Researchers leading the SWOG S1712 clinical trial have found that adding ruxolitinib to standard tyrosine kinase inhibitor (TKI) treatment for patients with chronic-phase chronic myeloid leukemia (CP-CML) significantly increased the percentage of patients who had a molecular response deep enough to warrant discontinuing treatment.
Results are being presented at the European School of Haematology's 26th Annual John Goldman Conference on Chronic Myeloid Leukemia, to be held in Prague, September 27-29.
Kendra L. Sweet, MD, a SWOG investigator at Moffitt Cancer Center who was principal investigator on the S1712 trial will deliver the results Friday, September 27, as an oral presentation in the conference's first scientific session, which is devoted to the meeting's top-scoring abstracts.
Treatment free remission has become a common therapeutic goal for patients with CP-CML. In spite of this, only approximately 40 to 50 percent of CP-CML patients achieve molecular responses that are deep enough to qualify them for an attempt to discontinue TKI therapy."
Kendra L. Sweet, SWOG Investigator, Moffitt Cancer Center
"In this study the addition of ruxolitinib to TKIs resulted in significantly more patients with durable, deep molecular responses. Ultimately, this could lead to more patients successfully discontinuing treatment, which has been shown to significantly reduce healthcare costs and improve health-related quality of life."
CML is often treated with a class of drugs known as tyrosine kinase inhibitors. But leukemic stem cells can hide from TKIs in a patient's bone marrow. Preclinical data suggested that a drug called ruxolitinib can alter the bone marrow microenvironment to sensitize these stem cells to TKIs.
Researchers from SWOG Cancer Research Network, a cancer clinical trials group funded by the National Cancer Institute (NCI), hypothesized that adding ruxolitinib to TKI treatment would make TKIs more effective against leukemic stem cells, eradicating measurable residual disease in more patients.
In clinical trial S1712, they randomized 75 eligible patients with CML whose disease was still molecularly detectable on current therapy and who had been undergoing treatment with a TKI for at least one year.
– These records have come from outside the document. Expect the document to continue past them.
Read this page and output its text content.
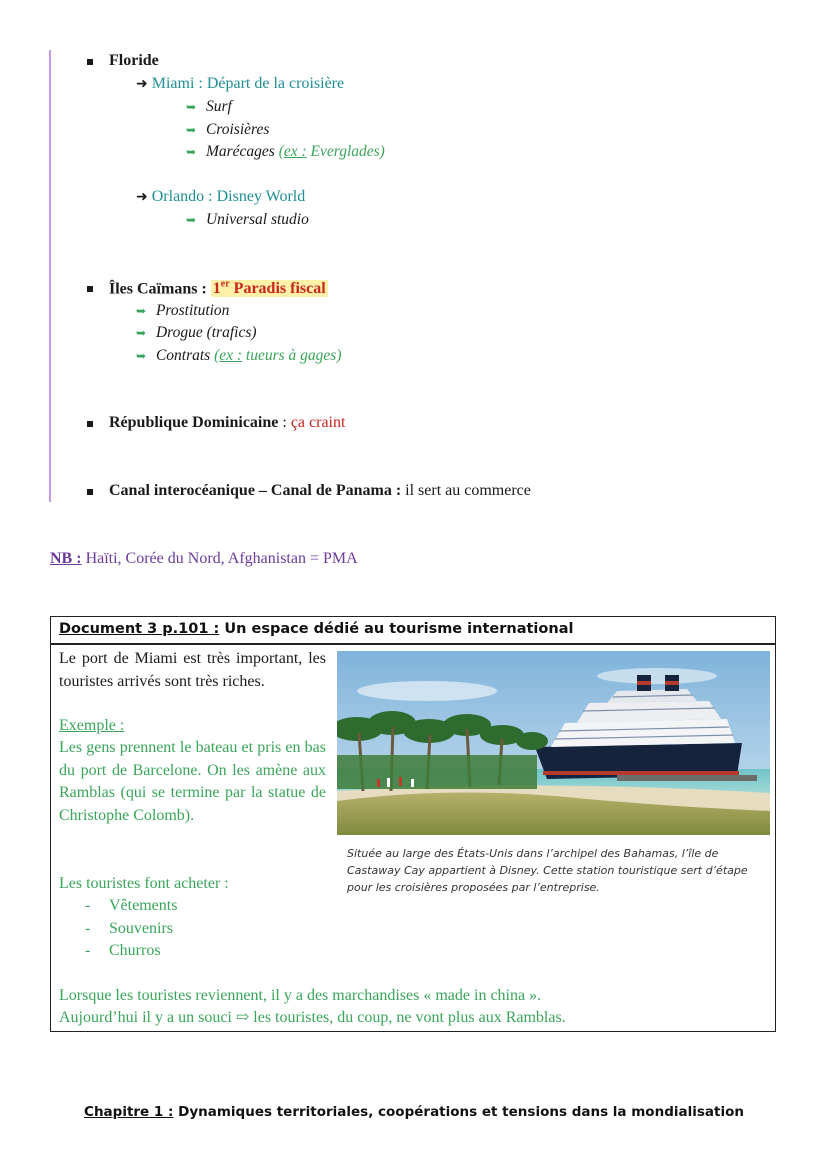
Floride
➜ Miami : Départ de la croisière
➥ Surf
➥ Croisières
➥ Marécages (ex : Everglades)
➜ Orlando : Disney World
➥ Universal studio
Îles Caïmans : 1er Paradis fiscal
➥ Prostitution
➥ Drogue (trafics)
➥ Contrats (ex : tueurs à gages)
République Dominicaine : ça craint
Canal interocéanique – Canal de Panama : il sert au commerce
NB : Haïti, Corée du Nord, Afghanistan = PMA
Document 3 p.101 : Un espace dédié au tourisme international
Le port de Miami est très important, les touristes arrivés sont très riches.
Exemple :
Les gens prennent le bateau et pris en bas du port de Barcelone. On les amène aux Ramblas (qui se termine par la statue de Christophe Colomb).
Les touristes font acheter :
- Vêtements
- Souvenirs
- Churros
Lorsque les touristes reviennent, il y a des marchandises « made in china ».
Aujourd’hui il y a un souci ⇨ les touristes, du coup, ne vont plus aux Ramblas.
Située au large des États-Unis dans l’archipel des Bahamas, l’île de Castaway Cay appartient à Disney. Cette station touristique sert d’étape pour les croisières proposées par l’entreprise.
Chapitre 1 : Dynamiques territoriales, coopérations et tensions dans la mondialisation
All patients continued their TKI treatment, but one half of patients also had the drug ruxolitinib added to their treatment.
After 12 months of on-study treatment, all patients had their blood tested for molecular response (MR), a highly sensitive test for RNA from a gene specific to leukemic cells. A score of MR4.0 – considered a deep molecular response – indicates a reduction in this RNA to 0.01 percent or less of the baseline level. A score of MR4.5 indicates that no such RNA has been detected and is considered a complete molecular response.
The rate of S1712 patients scoring MR4.0 by 12 months was significantly higher on the ruxolitinib arm – 46 percent versus 26 percent on the TKI-only arm. The rate of patients scoring MR4.5 at 12 months was significantly higher on the ruxolitinib arm as well – 14 percent versus 3 percent on the control arm.
The addition of ruxolitinib also moved more patients to a remission deep enough that they were able to go off treatment. Two years after randomization, the proportion of patients who met the National Comprehensive Cancer Network (NCCN) guidelines criteria for being able to discontinue treatment was 29 percent on the investigational arm versus 11 percent on the control arm.
Toxicities were similar on the two arms. Two patients had grade 3 treatment-related adverse events (side effects) on the ruxolitinib arm. On the TKI-only arm, three patients had grade 3 treatment-related adverse events and one patient had a grade 4 adverse event. Grade 1/2 anemia was more common in patients treated on the ruxolitinib arm of the trial.
Sweet's team is now working to characterize which patients with CML are most likely to benefit from having ruxolitinib added to their TKI treatment. The authors conclude that further trials are warranted to test whether this combination could increase the percentage of these patients who move to treatment-free remission.
Study S1712 is supported by the NCI, part of the National Institutes of Health (NIH), led by SWOG, and conducted by the NIH-funded NCI National Clinical Trials Network (NCTN).
S1712 is funded by the NIH/NCI through grants U10CA180888 and U10CA180819, and is supported in part by Incyte, which supplied ruxolitinib.